Under IRS Top No. 409 a taxpayer has a capital gain for the amount received over the adjusted basis of their exchanged property. This gain could be short or long-term depending on the holding period. Section 1202 states “the adjusted basis of any property contributed to the corporation (or other property with a basis determined in whole or in part by reference to the adjusted basis of the property so contributed) shall be determined as if the basis of the property contributed to the corporation (immediately after such contribution) were equal to its fair market value as of the time of such contribution.” This means that the gain on the property happened before the issuance of the stock; therefore, Section 1202 does not cover the gain on the exchange of property for QSBS. Capital gains taxes will be paid on the transaction involving appreciated property for QSBS. Although Section 1202 does cover the built-in gain, the basis in the QSBS will include the built-in gain, giving the taxpayer a higher basis for the QSBS exclusion cap.
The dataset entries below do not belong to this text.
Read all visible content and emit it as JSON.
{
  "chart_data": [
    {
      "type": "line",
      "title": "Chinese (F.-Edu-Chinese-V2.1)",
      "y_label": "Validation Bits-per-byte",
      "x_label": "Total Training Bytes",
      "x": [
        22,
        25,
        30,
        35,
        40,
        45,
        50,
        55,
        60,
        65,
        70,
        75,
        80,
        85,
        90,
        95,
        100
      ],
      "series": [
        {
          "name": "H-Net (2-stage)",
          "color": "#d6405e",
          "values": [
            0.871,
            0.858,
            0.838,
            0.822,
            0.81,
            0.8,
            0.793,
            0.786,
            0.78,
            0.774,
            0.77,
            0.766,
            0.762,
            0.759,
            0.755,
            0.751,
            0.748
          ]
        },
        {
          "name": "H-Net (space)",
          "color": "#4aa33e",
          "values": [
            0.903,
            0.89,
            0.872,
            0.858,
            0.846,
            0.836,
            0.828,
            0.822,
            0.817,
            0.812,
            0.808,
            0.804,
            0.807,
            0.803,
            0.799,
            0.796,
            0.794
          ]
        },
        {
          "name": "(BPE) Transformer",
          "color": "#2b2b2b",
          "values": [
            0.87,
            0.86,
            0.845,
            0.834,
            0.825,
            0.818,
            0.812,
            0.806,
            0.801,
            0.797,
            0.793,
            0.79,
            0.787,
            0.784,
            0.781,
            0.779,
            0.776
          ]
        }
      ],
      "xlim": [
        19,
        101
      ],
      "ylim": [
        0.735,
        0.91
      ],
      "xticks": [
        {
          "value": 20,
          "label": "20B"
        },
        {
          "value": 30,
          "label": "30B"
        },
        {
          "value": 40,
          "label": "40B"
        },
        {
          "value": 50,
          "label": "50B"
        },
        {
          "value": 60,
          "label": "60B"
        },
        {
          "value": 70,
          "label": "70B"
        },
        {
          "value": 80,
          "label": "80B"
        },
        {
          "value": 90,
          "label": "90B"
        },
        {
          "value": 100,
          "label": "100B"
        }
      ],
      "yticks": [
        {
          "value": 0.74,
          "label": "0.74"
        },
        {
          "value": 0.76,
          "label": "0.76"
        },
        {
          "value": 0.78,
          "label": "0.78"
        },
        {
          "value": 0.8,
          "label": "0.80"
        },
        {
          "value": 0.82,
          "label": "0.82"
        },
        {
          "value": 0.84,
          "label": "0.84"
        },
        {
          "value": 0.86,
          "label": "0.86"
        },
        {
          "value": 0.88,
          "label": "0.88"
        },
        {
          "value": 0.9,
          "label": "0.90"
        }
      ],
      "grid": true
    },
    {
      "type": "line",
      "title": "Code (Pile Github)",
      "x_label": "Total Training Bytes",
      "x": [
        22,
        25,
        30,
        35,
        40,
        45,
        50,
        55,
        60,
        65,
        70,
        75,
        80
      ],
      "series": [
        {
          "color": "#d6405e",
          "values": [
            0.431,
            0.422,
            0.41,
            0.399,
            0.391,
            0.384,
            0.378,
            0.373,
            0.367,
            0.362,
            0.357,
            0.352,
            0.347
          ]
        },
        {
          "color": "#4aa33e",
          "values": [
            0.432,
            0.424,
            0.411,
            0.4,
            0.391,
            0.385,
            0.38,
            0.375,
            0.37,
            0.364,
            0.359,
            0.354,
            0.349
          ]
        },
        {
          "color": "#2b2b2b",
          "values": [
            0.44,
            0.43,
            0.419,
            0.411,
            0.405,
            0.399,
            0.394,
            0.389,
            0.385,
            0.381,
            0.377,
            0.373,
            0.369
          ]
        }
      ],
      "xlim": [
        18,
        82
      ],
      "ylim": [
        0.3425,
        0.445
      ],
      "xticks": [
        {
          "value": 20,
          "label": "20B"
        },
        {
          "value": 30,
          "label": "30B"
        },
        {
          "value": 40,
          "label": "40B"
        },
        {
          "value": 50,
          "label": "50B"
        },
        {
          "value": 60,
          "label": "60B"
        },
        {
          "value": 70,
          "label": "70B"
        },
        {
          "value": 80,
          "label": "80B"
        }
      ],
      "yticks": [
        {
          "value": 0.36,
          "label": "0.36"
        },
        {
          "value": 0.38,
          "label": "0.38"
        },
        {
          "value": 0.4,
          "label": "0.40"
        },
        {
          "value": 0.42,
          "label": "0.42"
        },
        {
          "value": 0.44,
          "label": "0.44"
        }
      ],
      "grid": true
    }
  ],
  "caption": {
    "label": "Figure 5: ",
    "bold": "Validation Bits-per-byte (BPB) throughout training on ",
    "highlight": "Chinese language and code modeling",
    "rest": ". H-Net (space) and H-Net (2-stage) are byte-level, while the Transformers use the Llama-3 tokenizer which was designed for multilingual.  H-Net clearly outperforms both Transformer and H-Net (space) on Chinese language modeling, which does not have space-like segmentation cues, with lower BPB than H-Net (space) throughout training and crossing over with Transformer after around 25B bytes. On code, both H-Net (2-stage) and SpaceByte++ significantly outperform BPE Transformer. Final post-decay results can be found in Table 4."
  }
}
Below is a hypothetical example.
A taxpayer owns land with a basis of $1M and a recent appraisal of $5M, giving the investor a fair market value of $5M and an unrealized gain of $4M. The taxpayer exchanges the property for $5M worth of QSBS in ABC Corp. The taxpayer realizes the $4M gain on the appreciated property as long-term capital gains. The basis in the QSBS is $5M; therefore, the taxpayer can exclude gains up to $50M ($5M x 10) instead of taking the basis in the land and excluding gains of up to $10M ($1M x 10).